Yamada, T, Yoshida, Y, Tsuboi, N, Murakami, Y, Okada, T, McElderry, HT, Yoshida, N, Doppalapudi, H, Epstein, AE, Plumb, VJ, et al
Circulation journal : official journal of the Japanese Circulation Society. 2008;(2):281-6
Abstract
BACKGROUND Medical therapy of atrial fibrillation (AF) can be challenging in patients with Brugada electrocardiograms (ECGs). The purpose of this study was to investigate the efficacy of pulmonary vein (PV) isolation (PVI) in AF patients with Brugada ECGs.
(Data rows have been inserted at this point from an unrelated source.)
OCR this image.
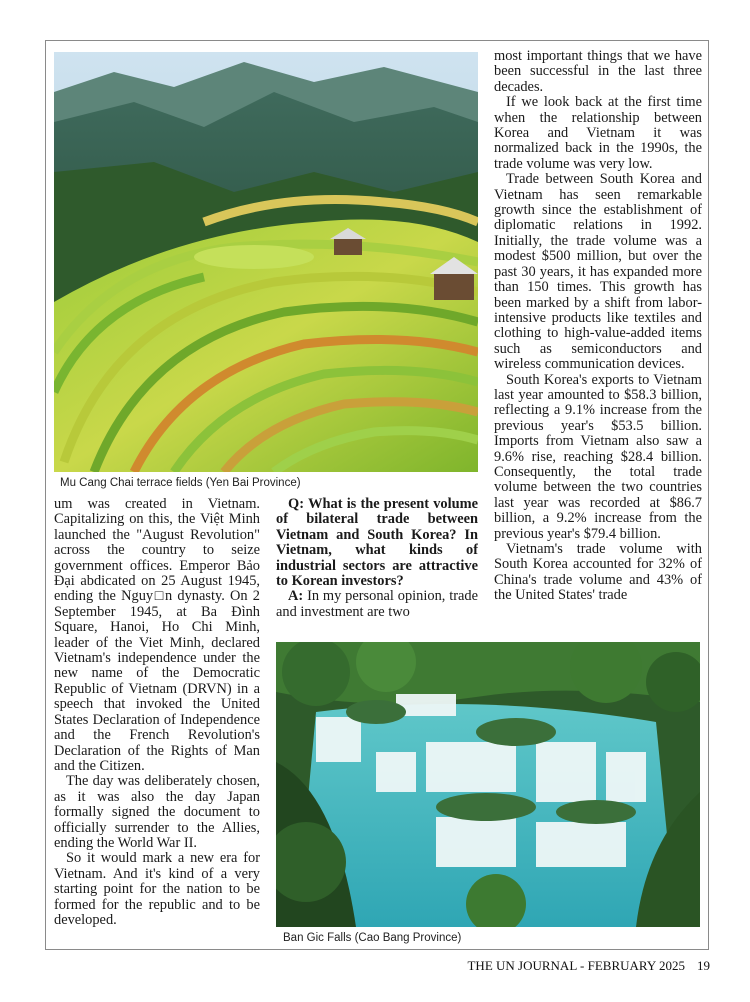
Mu Cang Chai terrace fields (Yen Bai Province)

um was created in Vietnam. Capitalizing on this, the Việt Minh launched the "August Revolution" across the country to seize government offices. Emperor Bảo Đại abdicated on 25 August 1945, ending the Nguy□n dynasty. On 2 September 1945, at Ba Đình Square, Hanoi, Ho Chi Minh, leader of the Viet Minh, declared Vietnam's independence under the new name of the Democratic Republic of Vietnam (DRVN) in a speech that invoked the United States Declaration of Independence and the French Revolution's Declaration of the Rights of Man and the Citizen.

The day was deliberately chosen, as it was also the day Japan formally signed the document to officially surrender to the Allies, ending the World War II.

So it would mark a new era for Vietnam. And it's kind of a very starting point for the nation to be formed for the republic and to be developed.

Q: What is the present volume of bilateral trade between Vietnam and South Korea? In Vietnam, what kinds of industrial sectors are attractive to Korean investors?

A: In my personal opinion, trade and investment are two

most important things that we have been successful in the last three decades.

If we look back at the first time when the relationship between Korea and Vietnam it was normalized back in the 1990s, the trade volume was very low.

Trade between South Korea and Vietnam has seen remarkable growth since the establishment of diplomatic relations in 1992. Initially, the trade volume was a modest $500 million, but over the past 30 years, it has expanded more than 150 times. This growth has been marked by a shift from labor-intensive products like textiles and clothing to high-value-added items such as semiconductors and wireless communication devices.

South Korea's exports to Vietnam last year amounted to $58.3 billion, reflecting a 9.1% increase from the previous year's $53.5 billion. Imports from Vietnam also saw a 9.6% rise, reaching $28.4 billion. Consequently, the total trade volume between the two countries last year was recorded at $86.7 billion, a 9.2% increase from the previous year's $79.4 billion.

Vietnam's trade volume with South Korea accounted for 32% of China's trade volume and 43% of the United States' trade

Ban Gic Falls (Cao Bang Province)
THE UN JOURNAL - FEBRUARY 2025 19
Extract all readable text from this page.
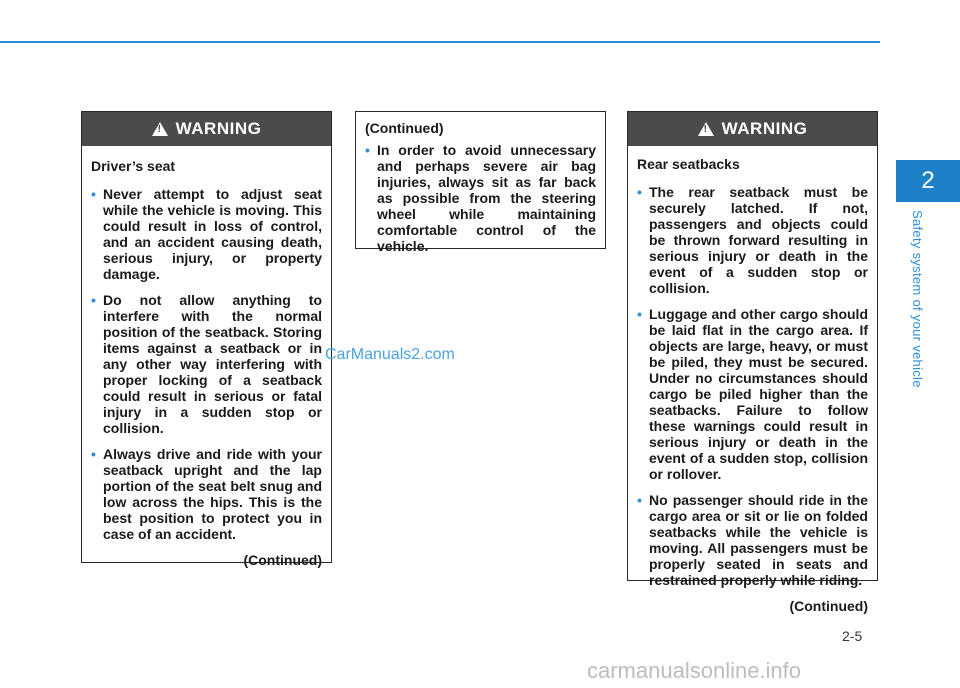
!
WARNING
Driver’s seat
• Never attempt to adjust seat while the vehicle is moving. This could result in loss of control, and an accident causing death, serious injury, or property damage.
• Do not allow anything to interfere with the normal position of the seatback. Storing items against a seatback or in any other way interfering with proper locking of a seatback could result in serious or fatal injury in a sudden stop or collision.
• Always drive and ride with your seatback upright and the lap portion of the seat belt snug and low across the hips. This is the best position to protect you in case of an accident.
(Continued)
(Continued)
• In order to avoid unnecessary and perhaps severe air bag injuries, always sit as far back as possible from the steering wheel while maintaining comfortable control of the vehicle.
!
WARNING
Rear seatbacks
• The rear seatback must be securely latched. If not, passengers and objects could be thrown forward resulting in serious injury or death in the event of a sudden stop or collision.
• Luggage and other cargo should be laid flat in the cargo area. If objects are large, heavy, or must be piled, they must be secured. Under no circumstances should cargo be piled higher than the seatbacks. Failure to follow these warnings could result in serious injury or death in the event of a sudden stop, collision or rollover.
• No passenger should ride in the cargo area or sit or lie on folded seatbacks while the vehicle is moving. All passengers must be properly seated in seats and restrained properly while riding.
(Continued)
2
Safety system of your vehicle
2-5
CarManuals2.com
carmanualsonline.info
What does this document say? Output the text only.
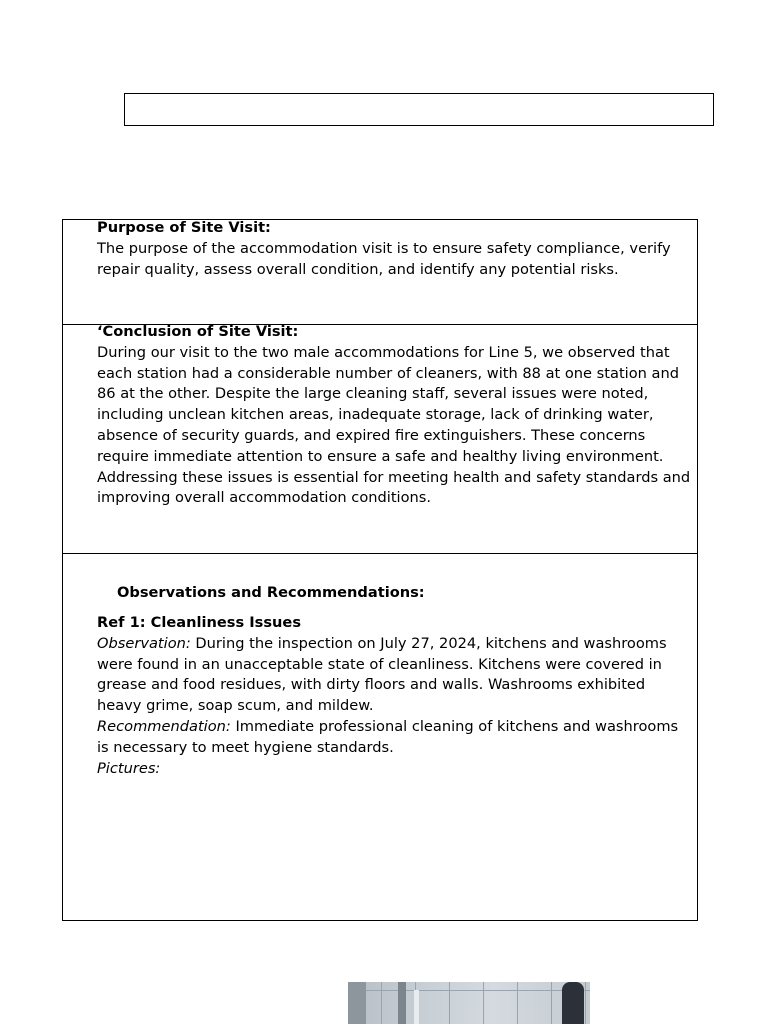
Purpose of Site Visit:
The purpose of the accommodation visit is to ensure safety compliance, verify repair quality, assess overall condition, and identify any potential risks.
‘Conclusion of Site Visit:
During our visit to the two male accommodations for Line 5, we observed that each station had a considerable number of cleaners, with 88 at one station and 86 at the other. Despite the large cleaning staff, several issues were noted, including unclean kitchen areas, inadequate storage, lack of drinking water, absence of security guards, and expired fire extinguishers. These concerns require immediate attention to ensure a safe and healthy living environment. Addressing these issues is essential for meeting health and safety standards and improving overall accommodation conditions.
Observations and Recommendations:
Ref 1: Cleanliness Issues
Observation: During the inspection on July 27, 2024, kitchens and washrooms were found in an unacceptable state of cleanliness. Kitchens were covered in grease and food residues, with dirty floors and walls. Washrooms exhibited heavy grime, soap scum, and mildew.
Recommendation: Immediate professional cleaning of kitchens and washrooms is necessary to meet hygiene standards.
Pictures:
METHODS AND RESULTS PVI was performed in 6 consecutive patients exhibiting Brugada ECGs (type I in 1, type II in 4, and type III in 1) at baseline. In all patients exhibiting type II or III Brugada ECGs but 1, the administration of sodium-channel blockers converted those ECG patterns to a type I. Five of 6 (83%) patients were free of symptomatic AF without any antiarrhythmic drugs after the first procedure. In the 1 remaining patient with AF recurrence and newly developed atrial tachycardia (AT), the residual conduction gaps of the 3 previously isolated PVs and a focal AT originating from the mitral isthmus were eliminated in the 2nd session. Finally, during the follow-up period (11+/-6 months) after the last procedure, all patients were free of any symptomatic atrial arrhythmias without any antiarrhythmic drugs. No other complications occurred. CONCLUSIONS Because of the concerns of proarrhythmias with antiarrhythmic drugs, PVI may be an effective strategy for highly symptomatic patients with AF who have a Brugada ECG pattern.